Dans la seconde (affaire Roth, ibid., ibid., en face de la lettre F), le receveur ne prive pas le débiteur de sa capacité à engager une action en justice et ne devient pas le gestionnaire d'affaires du débiteur.  Par conséquent, si le séquestre conclut qu'aucun bien ne peut être saisi, ou que les chances de leur saisie sont faibles, la solution sera une procédure de recouvrement au bureau d'exécution ou une procédure de faillite, que les demandeurs ont initiée (j'en discuterai séparément ci-dessous).

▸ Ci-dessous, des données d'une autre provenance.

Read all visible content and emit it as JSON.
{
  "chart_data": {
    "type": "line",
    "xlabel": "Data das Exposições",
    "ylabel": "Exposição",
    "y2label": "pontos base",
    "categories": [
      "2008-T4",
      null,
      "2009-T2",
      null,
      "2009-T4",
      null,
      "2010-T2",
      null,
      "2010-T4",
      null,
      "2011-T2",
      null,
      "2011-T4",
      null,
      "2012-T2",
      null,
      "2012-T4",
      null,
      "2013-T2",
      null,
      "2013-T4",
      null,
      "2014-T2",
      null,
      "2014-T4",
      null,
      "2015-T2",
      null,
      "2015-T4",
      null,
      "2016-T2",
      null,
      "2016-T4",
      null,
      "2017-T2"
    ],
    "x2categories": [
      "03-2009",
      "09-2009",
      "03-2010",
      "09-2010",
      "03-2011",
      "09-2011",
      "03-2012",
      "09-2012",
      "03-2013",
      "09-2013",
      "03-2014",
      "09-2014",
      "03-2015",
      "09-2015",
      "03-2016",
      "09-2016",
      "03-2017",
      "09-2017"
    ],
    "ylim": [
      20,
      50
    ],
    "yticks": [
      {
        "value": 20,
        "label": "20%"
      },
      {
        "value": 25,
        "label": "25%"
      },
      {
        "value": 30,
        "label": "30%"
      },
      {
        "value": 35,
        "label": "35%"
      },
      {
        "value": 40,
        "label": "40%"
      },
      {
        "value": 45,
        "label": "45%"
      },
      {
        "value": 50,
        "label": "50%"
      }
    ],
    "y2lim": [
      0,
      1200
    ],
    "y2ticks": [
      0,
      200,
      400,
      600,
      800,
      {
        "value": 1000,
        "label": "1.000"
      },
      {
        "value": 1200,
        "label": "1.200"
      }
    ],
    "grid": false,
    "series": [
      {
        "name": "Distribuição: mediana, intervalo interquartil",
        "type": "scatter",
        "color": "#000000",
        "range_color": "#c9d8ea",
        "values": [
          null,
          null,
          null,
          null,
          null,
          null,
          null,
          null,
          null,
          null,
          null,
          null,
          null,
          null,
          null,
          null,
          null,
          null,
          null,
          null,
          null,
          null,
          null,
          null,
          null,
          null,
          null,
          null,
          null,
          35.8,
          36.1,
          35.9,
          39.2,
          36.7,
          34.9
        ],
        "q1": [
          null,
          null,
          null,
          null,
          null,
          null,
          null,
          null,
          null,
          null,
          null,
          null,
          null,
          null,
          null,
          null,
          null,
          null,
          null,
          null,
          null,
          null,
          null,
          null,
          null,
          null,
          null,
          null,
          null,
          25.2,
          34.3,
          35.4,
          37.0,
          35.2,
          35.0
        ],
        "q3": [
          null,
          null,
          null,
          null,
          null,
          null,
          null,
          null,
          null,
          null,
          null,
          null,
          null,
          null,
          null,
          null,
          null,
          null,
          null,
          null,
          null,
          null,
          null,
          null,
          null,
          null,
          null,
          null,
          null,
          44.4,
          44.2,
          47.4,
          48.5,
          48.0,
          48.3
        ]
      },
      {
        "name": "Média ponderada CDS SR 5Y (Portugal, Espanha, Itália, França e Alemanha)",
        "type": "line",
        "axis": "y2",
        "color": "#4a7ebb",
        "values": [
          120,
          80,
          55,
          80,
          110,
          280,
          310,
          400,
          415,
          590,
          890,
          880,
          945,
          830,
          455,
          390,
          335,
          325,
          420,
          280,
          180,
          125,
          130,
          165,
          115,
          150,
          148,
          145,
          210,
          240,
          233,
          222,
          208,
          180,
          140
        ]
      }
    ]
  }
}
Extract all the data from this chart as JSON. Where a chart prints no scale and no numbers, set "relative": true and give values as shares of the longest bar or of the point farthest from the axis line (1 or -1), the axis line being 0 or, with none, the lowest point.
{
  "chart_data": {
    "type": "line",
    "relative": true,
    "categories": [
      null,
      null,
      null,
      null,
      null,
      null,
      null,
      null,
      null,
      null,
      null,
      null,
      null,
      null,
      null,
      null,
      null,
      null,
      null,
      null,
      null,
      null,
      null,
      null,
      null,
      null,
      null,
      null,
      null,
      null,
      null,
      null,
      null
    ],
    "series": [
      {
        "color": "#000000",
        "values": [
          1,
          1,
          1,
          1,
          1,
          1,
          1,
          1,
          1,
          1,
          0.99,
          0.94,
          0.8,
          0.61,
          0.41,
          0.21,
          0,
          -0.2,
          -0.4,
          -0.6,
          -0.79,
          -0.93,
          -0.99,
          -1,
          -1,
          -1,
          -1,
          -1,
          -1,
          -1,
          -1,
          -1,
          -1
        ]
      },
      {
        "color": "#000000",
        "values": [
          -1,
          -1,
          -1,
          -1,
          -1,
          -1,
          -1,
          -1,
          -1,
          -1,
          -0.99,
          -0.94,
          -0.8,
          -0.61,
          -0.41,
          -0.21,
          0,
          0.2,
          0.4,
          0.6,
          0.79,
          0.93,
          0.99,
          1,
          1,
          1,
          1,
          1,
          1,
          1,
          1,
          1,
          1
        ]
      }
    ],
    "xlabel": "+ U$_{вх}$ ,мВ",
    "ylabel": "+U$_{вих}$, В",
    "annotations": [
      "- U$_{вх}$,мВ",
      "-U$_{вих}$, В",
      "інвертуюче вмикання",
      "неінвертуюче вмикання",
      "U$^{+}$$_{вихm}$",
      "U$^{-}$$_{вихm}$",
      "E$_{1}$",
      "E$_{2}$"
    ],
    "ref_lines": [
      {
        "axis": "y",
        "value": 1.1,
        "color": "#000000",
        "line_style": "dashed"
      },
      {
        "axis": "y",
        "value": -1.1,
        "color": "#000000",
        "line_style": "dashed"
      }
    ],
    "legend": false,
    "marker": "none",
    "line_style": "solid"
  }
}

Le troisième, qui est le sujet qui m'a dérangé, après avoir lu les remarques du président Avnur (qui, à ma connaissance, a elle-même traité ces questions), est présenté par le président Meir Shamgar - que j'ai déjà mentionné plus haut, sa compréhension organisationnelle et administrative (en plus des connaissances juridiques et du tempérament judiciaire qui le caractérisaient) - dans ce langage (l' affaire Roth, ibid., p.  117, en face de la lettre Z - p.  118, en face de la lettre C; emphase dans l'original) :

« Le fardeau pesant sur les tribunaux est certainement une considération pertinente, et la cour doit en tenir compte dans le cadre des considérations préalables à l'exercice des pouvoirs de nomination; La procédure serait injuste ou gênante si les actions du récepteur nécessitaient elles-mêmes une intervention très étendue du tribunal.  D'autre part, il est aussi possible que l'envoi du débiteur aux bureaux du mandat d'exécution n'aide en rien à réduire la charge, mais plutôt à l'augmenter - dans les cas où il y a des différends concernant la propriété des biens, que le tribunal sera obligé de retrancher dans toute la situation.  Il est également possible que la cour soit tenue d'entendre les appels contre les décisions du chef du Bureau de l'exécution, ce qui imposerait également un fardeau à l'exécution du jugement, bien que d'une autre nature.

À la lumière de ce qui précède, il semble que l'octroi de pouvoirs au receveur pour accomplir des tâches définies et pour une courte période ne puisse pas imposer au tribunal une charge injustifiée dans les circonstances de l'affaire.